Crypto Markets Settle – Where Next For Bitcoin and Ethereum?
Bitcoin clawed back above $115,000 after a whiplash weekend for risk assets, but the rebound feels more like a reflex than a conviction bid. The spark was political, not crypto-native: on Friday, Oct. 10, Donald Trump posted on Truth Social that he intends to slap 100% tariffs on all Chinese imports from Nov. 1. That headline detonated across global markets and sent crypto into a leverage woodchipper, with Bitcoin briefly knifing through $102,000 and Ethereum slipping under $3,800 before dip buyers showed up.
Bitcoin has ranged around $115,000 over the last 24 hours, source: BNC
Liquidations were epic by any standard, wiping out a broad swath of overextended longs and turning “up only” sentiment into an anatomy lesson on leverage. Pre-crash, betting markets like were pricing in fresh all-time highs. One well-timed short evidently caught the move and walked away with a haul, but the larger story is how quickly positioning reset once forced sellers were cleared out. That’s the paradox of crypto crashes: they’re brutal, and then they’re cleansing.
Post-flush, Bitcoin is up off its 200-day EMA and holding the line, yet the internals aren’t screaming escape velocity. Trend strength has just clicked into “on” rather than “strong,” momentum gauges hover around neutral, and price hasn’t convincingly reclaimed the short-term moving averages that bulls love to see after a real bottom. Translation: structure is still bullish, but buyers are auditioning, not headlining.
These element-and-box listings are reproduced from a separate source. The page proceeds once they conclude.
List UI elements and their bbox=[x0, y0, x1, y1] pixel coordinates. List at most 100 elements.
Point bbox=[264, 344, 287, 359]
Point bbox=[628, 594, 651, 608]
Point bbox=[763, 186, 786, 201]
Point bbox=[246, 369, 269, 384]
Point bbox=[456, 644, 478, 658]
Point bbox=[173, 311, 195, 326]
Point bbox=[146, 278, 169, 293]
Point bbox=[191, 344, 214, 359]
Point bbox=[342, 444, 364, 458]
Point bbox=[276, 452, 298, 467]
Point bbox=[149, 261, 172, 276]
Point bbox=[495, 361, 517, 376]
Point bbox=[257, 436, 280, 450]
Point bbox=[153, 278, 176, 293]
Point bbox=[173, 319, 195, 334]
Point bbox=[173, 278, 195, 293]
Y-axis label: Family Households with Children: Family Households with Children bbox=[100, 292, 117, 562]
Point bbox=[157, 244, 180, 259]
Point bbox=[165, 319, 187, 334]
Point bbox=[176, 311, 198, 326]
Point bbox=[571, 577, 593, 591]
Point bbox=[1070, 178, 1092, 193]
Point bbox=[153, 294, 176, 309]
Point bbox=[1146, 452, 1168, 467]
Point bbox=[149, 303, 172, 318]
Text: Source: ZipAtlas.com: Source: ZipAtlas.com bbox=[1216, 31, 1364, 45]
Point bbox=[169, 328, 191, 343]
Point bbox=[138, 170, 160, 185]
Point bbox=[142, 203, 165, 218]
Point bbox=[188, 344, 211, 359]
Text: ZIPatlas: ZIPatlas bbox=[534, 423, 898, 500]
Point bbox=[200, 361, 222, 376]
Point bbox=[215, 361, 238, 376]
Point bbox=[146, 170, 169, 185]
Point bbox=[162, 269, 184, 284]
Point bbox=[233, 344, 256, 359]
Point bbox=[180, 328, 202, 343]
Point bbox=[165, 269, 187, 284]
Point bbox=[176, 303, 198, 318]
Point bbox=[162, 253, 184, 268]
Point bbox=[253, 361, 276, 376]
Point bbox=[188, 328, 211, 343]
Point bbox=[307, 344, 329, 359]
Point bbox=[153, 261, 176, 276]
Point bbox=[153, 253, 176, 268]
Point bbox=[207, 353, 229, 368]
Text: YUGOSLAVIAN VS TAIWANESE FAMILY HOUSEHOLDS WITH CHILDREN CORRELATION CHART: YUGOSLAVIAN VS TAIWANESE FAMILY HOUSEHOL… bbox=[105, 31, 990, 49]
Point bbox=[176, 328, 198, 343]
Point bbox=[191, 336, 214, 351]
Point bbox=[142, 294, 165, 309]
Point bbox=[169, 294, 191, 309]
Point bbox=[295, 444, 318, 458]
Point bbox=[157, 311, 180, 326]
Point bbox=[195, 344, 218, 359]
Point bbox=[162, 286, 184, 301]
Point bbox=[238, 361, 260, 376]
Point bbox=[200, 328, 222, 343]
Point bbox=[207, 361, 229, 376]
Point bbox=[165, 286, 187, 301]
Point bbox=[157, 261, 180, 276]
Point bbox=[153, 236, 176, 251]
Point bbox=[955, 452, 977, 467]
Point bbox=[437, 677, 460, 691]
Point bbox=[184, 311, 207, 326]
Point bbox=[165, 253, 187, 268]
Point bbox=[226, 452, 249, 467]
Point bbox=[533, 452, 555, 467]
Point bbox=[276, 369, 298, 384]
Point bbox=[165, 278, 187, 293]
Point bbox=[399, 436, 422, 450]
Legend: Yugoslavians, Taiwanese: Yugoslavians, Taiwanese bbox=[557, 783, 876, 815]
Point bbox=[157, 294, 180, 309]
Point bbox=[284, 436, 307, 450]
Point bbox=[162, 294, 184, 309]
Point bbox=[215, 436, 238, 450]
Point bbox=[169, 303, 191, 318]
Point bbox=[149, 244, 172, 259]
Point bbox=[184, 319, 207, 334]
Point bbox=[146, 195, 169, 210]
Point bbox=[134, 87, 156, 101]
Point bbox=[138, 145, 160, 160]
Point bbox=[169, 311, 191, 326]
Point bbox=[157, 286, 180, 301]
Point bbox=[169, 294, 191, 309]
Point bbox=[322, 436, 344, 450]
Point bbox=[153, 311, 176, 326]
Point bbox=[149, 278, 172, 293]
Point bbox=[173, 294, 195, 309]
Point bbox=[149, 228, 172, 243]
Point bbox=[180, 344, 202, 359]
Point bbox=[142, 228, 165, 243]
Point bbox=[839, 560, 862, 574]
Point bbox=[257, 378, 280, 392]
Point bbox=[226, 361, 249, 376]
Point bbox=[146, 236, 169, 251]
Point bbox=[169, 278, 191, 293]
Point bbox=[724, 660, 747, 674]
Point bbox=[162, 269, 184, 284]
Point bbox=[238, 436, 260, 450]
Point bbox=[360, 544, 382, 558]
Until $118K–$120K is taken and kept, range behavior between roughly $110K and $125K remains the base case.
Ethereum’s bounce is similar but softer under the hood. Reclaiming the low $4,000s looks good in a headline, yet ETH’s trend strength lags Bitcoin’s, suggesting rallies may wander without much follow-through until momentum improves. The long-term picture—short-term averages above long-term ones—stays constructive, and seasonality has historically favored ETH in Q4. But seasonality is a tailwind, not a trigger; it won’t substitute for actual demand.
ETH is up on Monday to sit at $4,266, Source: BNC
Solana, ever the time-frame brawler, is flashing bearish tells on the shorter horizon while its longer-term structure stays intact. That kind of split view usually resolves only after Bitcoin chooses a direction. Expect chopsaw price action and sharp mean-reversion until a catalyst—macro or crypto-native—forces a break.
The broader question is whether this was the cathartic flush a late-stage bull market needed or the first crack in the façade. The case for “healthy purge” is straightforward: less leverage, cleaner books, and fewer weak hands. The case for caution: a politically induced shock rarely resolves in a single headline; tariff risk can metastasize across supply chains, earnings, and rates—all of which feed back into liquidity and risk appetite. In other words, the market’s engine is on, but the RPMs aren’t there yet.
Near term, traders are leaning bullish again—prediction markets assign high odds to BTC holding above the $112K area and revisiting $120K before $100K. But sentiment has a short memory. If BTC can reclaim and build above the pre-crash congestion, momentum funds will chase. If it fumbles and loses the $110Ks, last week’s “cleansing” becomes this week’s “warning.” For now, it’s a reset, not a renaissance.